The surroundings of Lucca offer the possibility of wonderful walks or cycling excursions in the countryside. The best area for outdoor activities is the Serchio River Park, an area of great naturalistic value extending from Monte San Quirico and the Palazzaccio locality to Sant’Anna.
Inside the park it is possible to follow three different thematic itineraries: water trail, nature trail and historical trail.
In the following map you can see the location of the main places of interest mentioned in this article
The most fascinating area where to stay in Lucca is definitely the historic centre. Booking a hotel or a b&b in the centre allows you to be a stone’s throw from all the main attractions and to have a large number of restaurants and places to spend the evening.
Be careful, however, if you travel by car: the centre is a limited traffic zone and parking spaces are very scarce. Be sure to ask the establishment you have chosen if you are allowed to enter with your vehicle and if they have parking facilities. If not, leave your car outside the walls or book a hotel near the centre.
Another important caveat concerns the period of your holiday. If you wish to visit Lucca during the periods of the comics festival and the Summer Festival, it is necessary to book well in advance, possibly several months in advance. It may sound exaggerated, but bear in mind that during these two very popular events, hotels are always sold out.
Sleeping around Lucca instead of in the centre widens the choice of facilities. In addition to hotels, flats and bed and breakfasts you will also find splendid country houses, agriturismi and luxury hotels with spas surrounded by greenery. The best facilities have a swimming pool.
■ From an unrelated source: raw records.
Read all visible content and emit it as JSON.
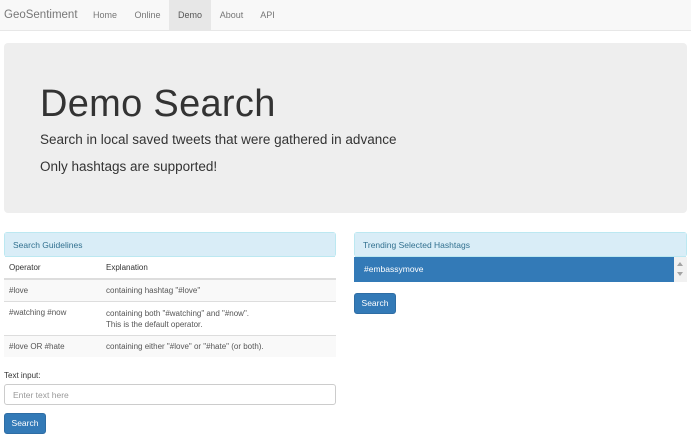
{
  "navbar": {
    "brand": "GeoSentiment",
    "items": [
      {
        "label": "Home"
      },
      {
        "label": "Online"
      },
      {
        "label": "Demo"
      },
      {
        "label": "About"
      },
      {
        "label": "API"
      }
    ],
    "active": "Demo"
  },
  "jumbotron": {
    "title": "Demo Search",
    "line1": "Search in local saved tweets that were gathered in advance",
    "line2": "Only hashtags are supported!"
  },
  "guidelines": {
    "heading": "Search Guidelines",
    "columns": [
      "Operator",
      "Explanation"
    ],
    "rows": [
      {
        "operator": "#love",
        "explanation": "containing hashtag \"#love\""
      },
      {
        "operator": "#watching #now",
        "explanation": "containing both \"#watching\" and \"#now\".",
        "explanation2": "This is the default operator."
      },
      {
        "operator": "#love OR #hate",
        "explanation": "containing either \"#love\" or \"#hate\" (or both)."
      }
    ]
  },
  "text_input": {
    "label": "Text input:",
    "placeholder": "Enter text here",
    "value": ""
  },
  "left_search_button": "Search",
  "trending": {
    "heading": "Trending Selected Hashtags",
    "items": [
      "#embassymove"
    ],
    "selected": "#embassymove"
  },
  "right_search_button": "Search",
  "colors": {
    "primary": "#337ab7",
    "panel_heading_bg": "#d9edf7",
    "panel_heading_text": "#31708f",
    "jumbotron_bg": "#eeeeee",
    "navbar_bg": "#f8f8f8"
  }
}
Lucca is located in a strategic position for road connections in Tuscany, which means you can easily reach it from several directions.
To get to Lucca by car, the reference motorways are the A11 Firenze Mare and the A12 Genova-Pisa, from which you take a slip road to your destination. The Lucca Est and Lucca Ovest toll booths are a few kilometres from the centre.
Getting to Lucca by public transport is possible but requires a little organisation and patience: you will almost certainly have to make at least one change.
Lucca’s railway station is located close to the historical centre; it is mainly served by regional trains to Pisa, where you can then change for Florence or other destinations.
The bus is perhaps a better option because there are direct bus connections to Florence and other important locations in Tuscany; there are also some long-distance buses that allow you to get to Lucca from cities in other regions. Lucca’s bus station is located in the centre.
The nearest airport to Lucca is Pisa airport, about 20 kilometres away and easily accessible. It is an important hub for low-cost airlines so it is quite common to find cheap flights.
What's the weather at Lucca? Below are the temperatures and the weather forecast at Lucca for the next few days.
Lucca is a municipality in Tuscany, capital of the province of the same name. It is located in north-western Tuscany, only 20 km from Pisa, about 75 km from Florence and 150 km from Siena.